Verlassene Bauernhöfe sind eine verborgene Ressource für die Wiederherstellung der Artenvielfalt


Südeuropa ist nicht so anders. Griechenland, Italien, Spanien und Portugal hatten nie Kollektivwirtschaften, aber die unaufhaltsame Alterung ihrer Bevölkerung und die Abwanderung junger Menschen in die Städte führt zur Entleerung der Dörfer und zur Vernachlässigung von Feldern und Weiden. Francesco Cherubini von der Norwegischen Universität für Wissenschaft und Technologie rechnet dass in Europa in den letzten drei Jahrzehnten ein Nettoverlust an landwirtschaftlicher Nutzfläche zu verzeichnen war, der größer war als der der Schweiz.

Der Trend ist überraschend weit verbreitet. In Japan, einem der am dichtesten besiedelten Länder der Welt, liegen dennoch etwa 250.000 Hektar Ackerland brach. Sogar in Teilen Afrikas, wo die Bevölkerung weiter wächst, wird die Landwirtschaft als Tätigkeit eines alten Mannes angesehen, und die Felder bleiben verlassen, während junge Menschen in den Städten arbeiten, bemerkt Edward Mitchard, ein Forscher an der Universität Edinburgh.

Manchmal ist die Aufgabe nicht auf wirtschaftliche, demografische oder soziale Faktoren zurückzuführen, sondern auf Umweltverschmutzung oder Industriekatastrophen. Hunderte Quadratmeilen radioaktives ehemaliges Ackerland rund um die havarierten Kernreaktoren von Tschernobyl in der Ukraine und Fukushima in Japan befinden sich jetzt in Sperrzonen und könnten in den kommenden Jahrhunderten ohne menschliche Besiedlung sein.

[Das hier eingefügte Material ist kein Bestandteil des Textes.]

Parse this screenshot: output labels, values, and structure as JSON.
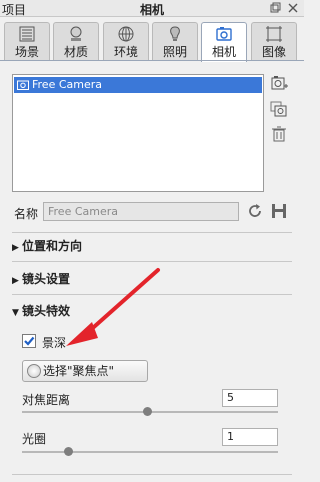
{
  "window": {
    "project_label": "项目",
    "title": "相机"
  },
  "tabs": [
    {
      "label": "场景",
      "icon": "scene-icon",
      "active": false
    },
    {
      "label": "材质",
      "icon": "material-icon",
      "active": false
    },
    {
      "label": "环境",
      "icon": "environment-icon",
      "active": false
    },
    {
      "label": "照明",
      "icon": "lighting-icon",
      "active": false
    },
    {
      "label": "相机",
      "icon": "camera-icon",
      "active": true
    },
    {
      "label": "图像",
      "icon": "image-icon",
      "active": false
    }
  ],
  "camera_list": {
    "items": [
      "Free Camera"
    ],
    "selected": "Free Camera"
  },
  "side_buttons": [
    "add-camera-icon",
    "duplicate-camera-icon",
    "delete-icon"
  ],
  "name": {
    "label": "名称",
    "value": "Free Camera"
  },
  "sections": {
    "position": "位置和方向",
    "lens": "镜头设置",
    "lens_effects": "镜头特效"
  },
  "dof": {
    "label": "景深",
    "checked": true
  },
  "pick_focus_button": "选择\"聚焦点\"",
  "focus_distance": {
    "label": "对焦距离",
    "value": "5",
    "slider_fraction": 0.49
  },
  "aperture": {
    "label": "光圈",
    "value": "1",
    "slider_fraction": 0.18
  },
  "colors": {
    "accent": "#3b78d8",
    "annotation_arrow": "#e3242b"
  }
}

Die Natur achtet jedoch kaum auf Sperrzonen. Trotz der Strahlung erobern sich Wölfe, Bären, Wildschweine, Luchse und andere Großtiere ihr früheres Terrain zurück, Wälder dringen vor und Kohlenstoff wird gebunden.

In anderen Fällen ist es der Krieg, der den Schaden anrichtet. In den letzten 19 Monaten wurden nach der russischen Invasion weite Teile der Ost- und Südukraine von Kriegen heimgesucht. Trotz des militärischen Chaos übernimmt die Natur stellenweise verlassene Felder. Und selbst wenn der Krieg zu Ende ist, könnten Minenfelder dazu führen, dass das Land jahrzehntelang ungenutzt und unproduktiv bleibt.

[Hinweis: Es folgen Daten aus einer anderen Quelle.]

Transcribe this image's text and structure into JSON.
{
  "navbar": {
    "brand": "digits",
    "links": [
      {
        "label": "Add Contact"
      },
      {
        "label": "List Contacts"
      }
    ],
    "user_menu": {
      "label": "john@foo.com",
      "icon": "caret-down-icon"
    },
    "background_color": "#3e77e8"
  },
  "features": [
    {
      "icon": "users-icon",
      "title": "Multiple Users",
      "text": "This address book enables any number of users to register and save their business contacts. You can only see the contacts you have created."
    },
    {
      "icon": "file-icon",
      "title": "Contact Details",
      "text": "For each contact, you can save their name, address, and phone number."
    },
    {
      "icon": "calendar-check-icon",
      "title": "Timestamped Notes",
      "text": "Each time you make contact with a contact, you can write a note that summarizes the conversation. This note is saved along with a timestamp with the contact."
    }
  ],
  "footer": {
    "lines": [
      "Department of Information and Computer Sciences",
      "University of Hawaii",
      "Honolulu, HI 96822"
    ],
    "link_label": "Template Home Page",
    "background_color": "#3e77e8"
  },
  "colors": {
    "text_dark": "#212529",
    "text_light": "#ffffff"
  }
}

Während der Rückzug aus der Landwirtschaft, aus welchen Gründen auch immer, weltweit die größte Ursache für verlassenes Land darstellt, gibt es auch andere Ursachen. Beispielsweise hat das Ende des Kalten Krieges dazu geführt, dass schätzungsweise 5.800 Quadratmeilen ehemaliger Truppenübungsplätze in Europa aufgegeben wurden. Viele dieser Gebiete werden zunehmend von Panzern und Truppen befreit Naturschutzgebieteeinschließlich der ehemaligen britischen Panzergelände in der Lüneburger Heide in Westdeutschland und der von russischen Truppen geräumten Königsbrücker Heide in Ostdeutschland.

Wenn sie sich selbst überlässt, wird die Natur in der Regel verlassene Orte zurückgewinnen, was sich positiv auf die Artenvielfalt und das Klima auswirkt. Auch ohne menschliches Eingreifen ist die CO2-Abscheidung aus den verlassenen Gebieten Russlands bereits beträchtlich. Irina Kurganova, Bodenwissenschaftlerin an der Russischen Akademie der Wissenschaften, Schätzungen dass der Zusammenbruch der Kollektivwirtschaft dort dazu geführt hat, dass jährlich mehr als 40 Millionen Tonnen Kohlenstoff in natürlicher Vegetation und verbesserten Böden gebunden werden.